Mais même avec 31% des droits de vote, ce qui lui assure la majorité en AG, et une possible majorité au conseil, Apax réfute toute prise de contrôle. «Sa participation provient d’une augmentation de capital de 130 millions d’euros que le fonds a garantie en 2008 et d’un pacte conclu avec les fondateurs d’Altran. L’opération avait été visée par l’AMF et entérinée par les actionnaires en AG. Depuis, la position d’Apax n’a pas changé», explique une source proche du fonds.
Yves de Chaisemartin a été prévenu le 9 février 2011 de la volonté d’Apax de lui trouver un successeur pour accélérer le déploiement à l’étranger. Mais «il a refusé», assure cette source. Proposée mercredi matin au conseil, sa révocation a été refusée. Sur les huit administrateurs votants, quatre soutiennent Apax (les deux représentants du fonds et les deux représentants des fondateurs). Trois appuient Yves de Chaisemartin qui, compte tenu de son statut de PDG, dispose d’une voix prépondérante en cas d’égalité. «Il verrouille ainsi le conseil d’administration», se plaint Apax qui estime que le recours à l’AG est le seul moyen de débloquer la situation.
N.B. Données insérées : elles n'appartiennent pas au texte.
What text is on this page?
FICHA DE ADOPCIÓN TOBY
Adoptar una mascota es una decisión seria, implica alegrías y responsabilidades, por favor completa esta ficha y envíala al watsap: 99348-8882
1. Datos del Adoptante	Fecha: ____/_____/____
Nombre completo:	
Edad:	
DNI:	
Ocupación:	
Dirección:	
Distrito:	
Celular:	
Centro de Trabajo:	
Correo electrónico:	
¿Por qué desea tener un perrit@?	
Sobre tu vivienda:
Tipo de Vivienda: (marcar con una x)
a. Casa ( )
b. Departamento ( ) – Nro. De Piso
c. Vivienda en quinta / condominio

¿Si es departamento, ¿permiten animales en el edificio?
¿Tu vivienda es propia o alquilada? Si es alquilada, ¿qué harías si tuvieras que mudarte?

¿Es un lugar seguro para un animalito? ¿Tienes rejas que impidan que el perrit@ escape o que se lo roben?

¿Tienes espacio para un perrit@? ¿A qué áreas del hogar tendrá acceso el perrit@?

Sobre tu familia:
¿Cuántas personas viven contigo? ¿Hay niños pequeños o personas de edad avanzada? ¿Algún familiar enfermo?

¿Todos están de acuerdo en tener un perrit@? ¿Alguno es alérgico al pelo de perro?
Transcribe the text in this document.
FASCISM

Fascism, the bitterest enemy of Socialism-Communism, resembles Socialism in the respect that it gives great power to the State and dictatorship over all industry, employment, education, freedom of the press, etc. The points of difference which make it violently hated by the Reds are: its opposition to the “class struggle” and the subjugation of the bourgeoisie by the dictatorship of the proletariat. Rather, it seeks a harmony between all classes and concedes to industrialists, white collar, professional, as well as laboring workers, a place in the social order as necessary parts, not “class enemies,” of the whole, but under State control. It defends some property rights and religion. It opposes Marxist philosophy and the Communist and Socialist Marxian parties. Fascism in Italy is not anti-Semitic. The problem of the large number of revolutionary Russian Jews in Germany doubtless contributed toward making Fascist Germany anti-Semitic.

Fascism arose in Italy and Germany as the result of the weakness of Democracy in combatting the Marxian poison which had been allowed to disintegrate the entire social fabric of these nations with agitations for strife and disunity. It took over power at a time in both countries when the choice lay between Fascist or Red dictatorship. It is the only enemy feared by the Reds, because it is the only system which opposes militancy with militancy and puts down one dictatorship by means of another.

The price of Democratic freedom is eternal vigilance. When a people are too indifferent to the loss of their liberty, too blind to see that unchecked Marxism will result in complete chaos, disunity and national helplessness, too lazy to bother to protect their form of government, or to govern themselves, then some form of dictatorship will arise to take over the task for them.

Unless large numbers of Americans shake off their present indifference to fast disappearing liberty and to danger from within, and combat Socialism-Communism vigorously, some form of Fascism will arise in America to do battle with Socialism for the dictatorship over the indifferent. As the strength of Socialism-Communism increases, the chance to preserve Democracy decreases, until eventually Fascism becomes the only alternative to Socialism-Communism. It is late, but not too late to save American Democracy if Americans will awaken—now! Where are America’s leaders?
En faisant élire deux nouveaux administrateurs, Apax serait assuré d’avoir cinq administrateurs sur dix de son côté. Et aurait la majorité avec la voix de Philippe Salle, le deuxième nouvel administrateur, même si le fonds assure que ce dernier, promis à devenir PDG, n’a jamais travaillé pour lui. «Je proposerai une liste de candidats au conseil , qui pourra être composée d’investisseurs institutionnels et d’indépendants. Les actionnaires minoritaires, ceux qui détiennent les 70% des droits de vote décideront», indique à L’Agefi Yves de Chaisemartin.